The letter outlines challenges that Canadian graduate education faces, however. It also notes that these challenges are particularly pressing, given the global rush to attract research talent that is fleeing the United States. 

“We’ve got data that shows the average European graduate stipend can be as much as five times what’s paid out in Canada,” Hunter Yaworski, a member of the Elected Council, said. “And 

that’s adjusted for cost of living. We won’t be able to keep our own students from leaving Canada with salaries like that, let alone convince others to study here.” 

The letter additionally highlights the caps on international student provincial attestation letters (PALs), which currently apply to graduate programs as well as undergraduates and polytechnic students, as hurting Canada’s competitiveness. It also identifies culture war rhetoric around federal funding for research as being a distraction from much needed discussions around how student and faculty research projects are evaluated. 

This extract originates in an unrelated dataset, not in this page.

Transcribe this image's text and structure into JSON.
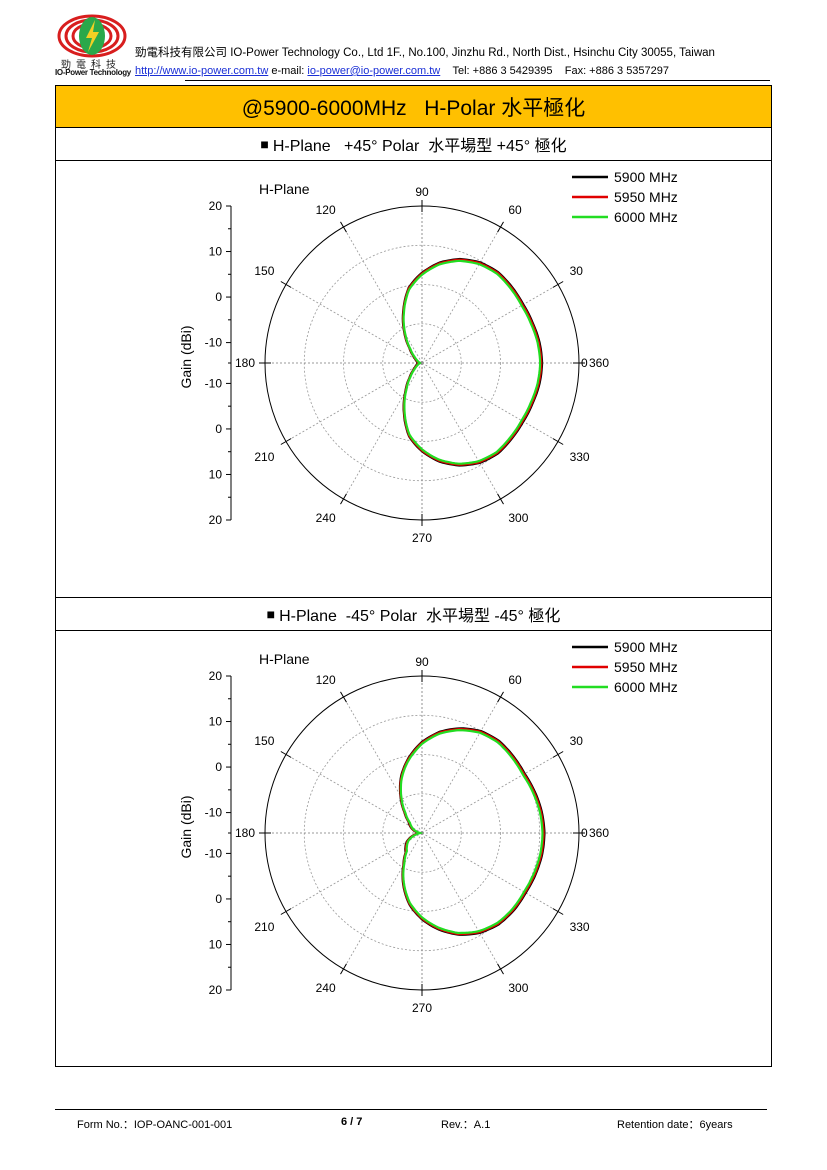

“[The PAL] caps haven’t just cost institutions money,” Yaworski said, “they’re actively preventing these places from expanding their graduate enrollment. We’ve got the best opportunity possible to convince researchers from the United States to study here, and we’ve effectively tied our shoes together.” 

“And the ‘anti-woke’ rhetoric surrounding federal research projects—especially in the social sciences and humanities—is deeply unhelpful,” Saaka added. “Not the least because it is the same sort of rhetoric that is driving so many researchers out of America in the first place.”